Businesses such as strip clubs, escort services, and adult book and video stores must close from 2 a.m. to 6 a.m. or face criminal charges.
DALLAS — Thursday was the first day Dallas police enforced the city's new sexually oriented business ordinance, which puts limits on the hours of operation for strip clubs, escort services, adult book and video stores and more.
Under a new ordinance passed unanimously by Dallas City Council members in January 2022, these businesses must close from 2 a.m. to 6 a.m. Enforcement of the ordinance began Thursday, Nov. 30. Dallas Police Department The police department announced that it has sent letters to each licensed business office. Each licensed business was visited with a copy of a letter outlining the revised ordinance targeting sexually oriented businesses.
Police said everyone was in compliance after the first day.
Enforcement of the ordinance, passed nearly two years ago, has been delayed by legal resistance. On the same day the Dallas City Council approved the ordinance, a nonprofit trade association whose members include four adult cabarets, an adult bookstore, and sexually oriented businesses said the ordinance violates the First Amendment right to free expression. They filed a complaint against the city, alleging that their rights were being violated.
In October, the 5th Circuit Court of Appeals sided with the city of Dallas and issued an opinion invalidating a lower court's ruling blocking the passed ordinance.

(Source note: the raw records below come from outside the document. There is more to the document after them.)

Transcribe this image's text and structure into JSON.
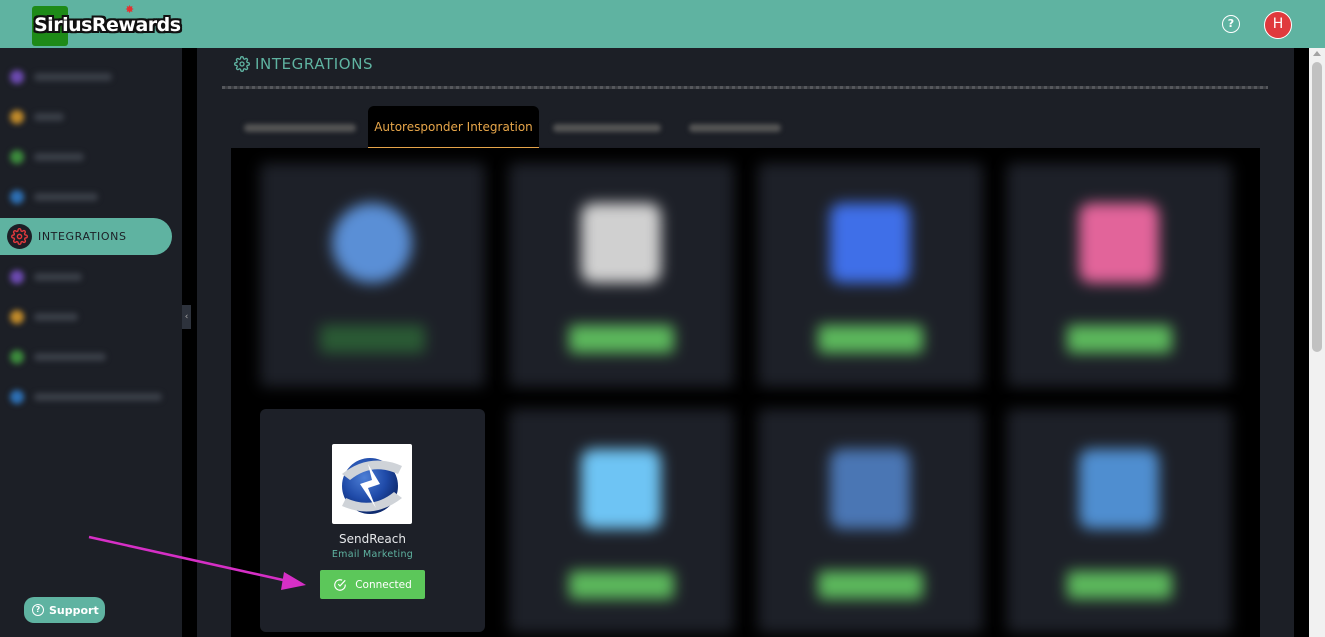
{
  "header": {
    "logo_text": "SiriusRewards",
    "avatar_initial": "H",
    "help_symbol": "?"
  },
  "sidebar": {
    "active_item": "INTEGRATIONS",
    "support_label": "Support"
  },
  "page": {
    "title": "INTEGRATIONS"
  },
  "tabs": {
    "active": "Autoresponder Integration"
  },
  "integration_card": {
    "name": "SendReach",
    "category": "Email Marketing",
    "button_label": "Connected"
  },
  "colors": {
    "accent": "#5fb3a1",
    "tab_active": "#e7a64a",
    "connected_green": "#5cc75a",
    "annotation_arrow": "#d62fc6"
  }
}
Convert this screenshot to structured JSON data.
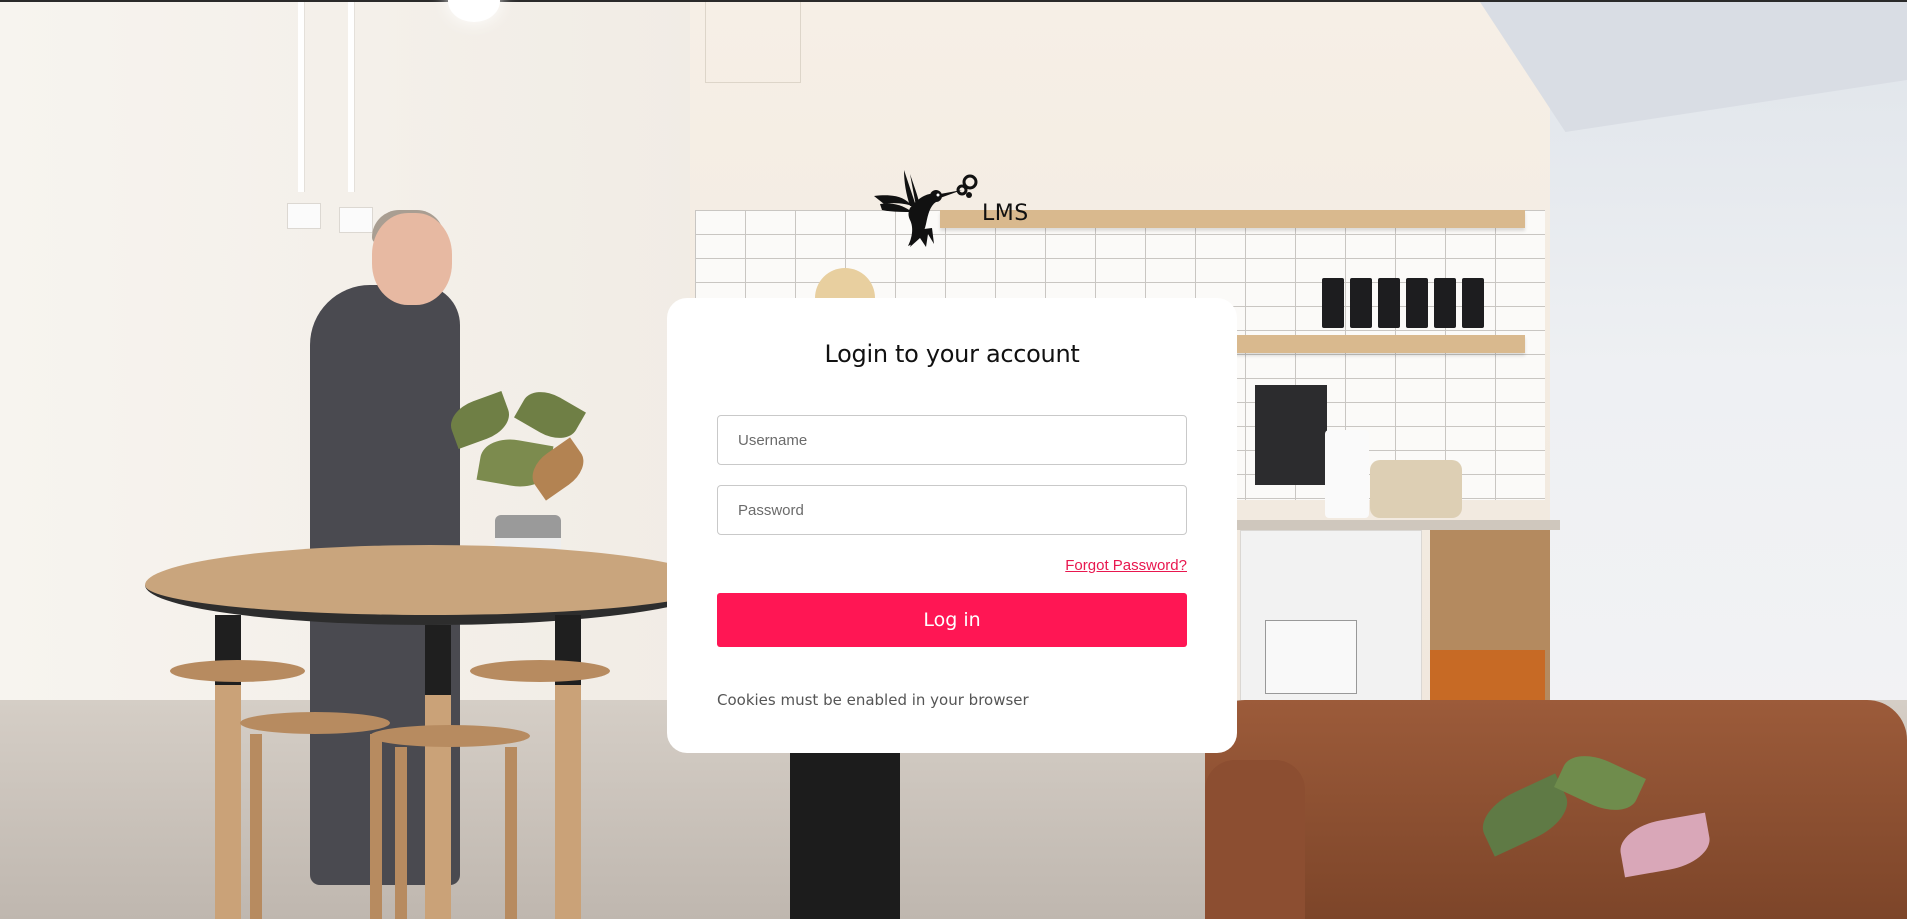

The 5th Circuit Court of Appeals said in an October ruling that the city's evidence “reasonably shows that the ordinance is constitutional.” [sexually-oriented businesses] Increased “harmful side effects” such as late night work and crime. ”
The judgment also stated that “the ordinance also [sexually-oriented businesses] Although erotic dancing is a protected form of expression, the ruling supports the argument that the ordinance does not prohibit large-scale operations, but rather restricts “time, place, and duration.” ing. the way they operate. ”
The city of Dallas was looking at evidence-based links between business hours and crime statistics.
“From the end of 2020 to the beginning of 2021, there were many mass shootings in and around Dallas. [sexually-oriented businesses] killed multiple people.Police responded by forming a task force and patrolling the area. [sexually-oriented businesses] On busy nights after midnight. Operating for approximately eight months during 2021, the task force made 123 felony arrests, responded to 134 citations, issued more than 1,100 citations, and made more than 350 drug and weapon seizures. “,” the judgment said.
The ruling also found that approximately 67% of all aggravated assaults, rapes, robberies, and murders that occur between 2 a.m. and 6 a.m. are from sexually oriented businesses, according to data compiled from 2019 to 2021. It said it occurred within a 500-foot radius. city. In 2021, that percentage jumped to 76%, according to the filing.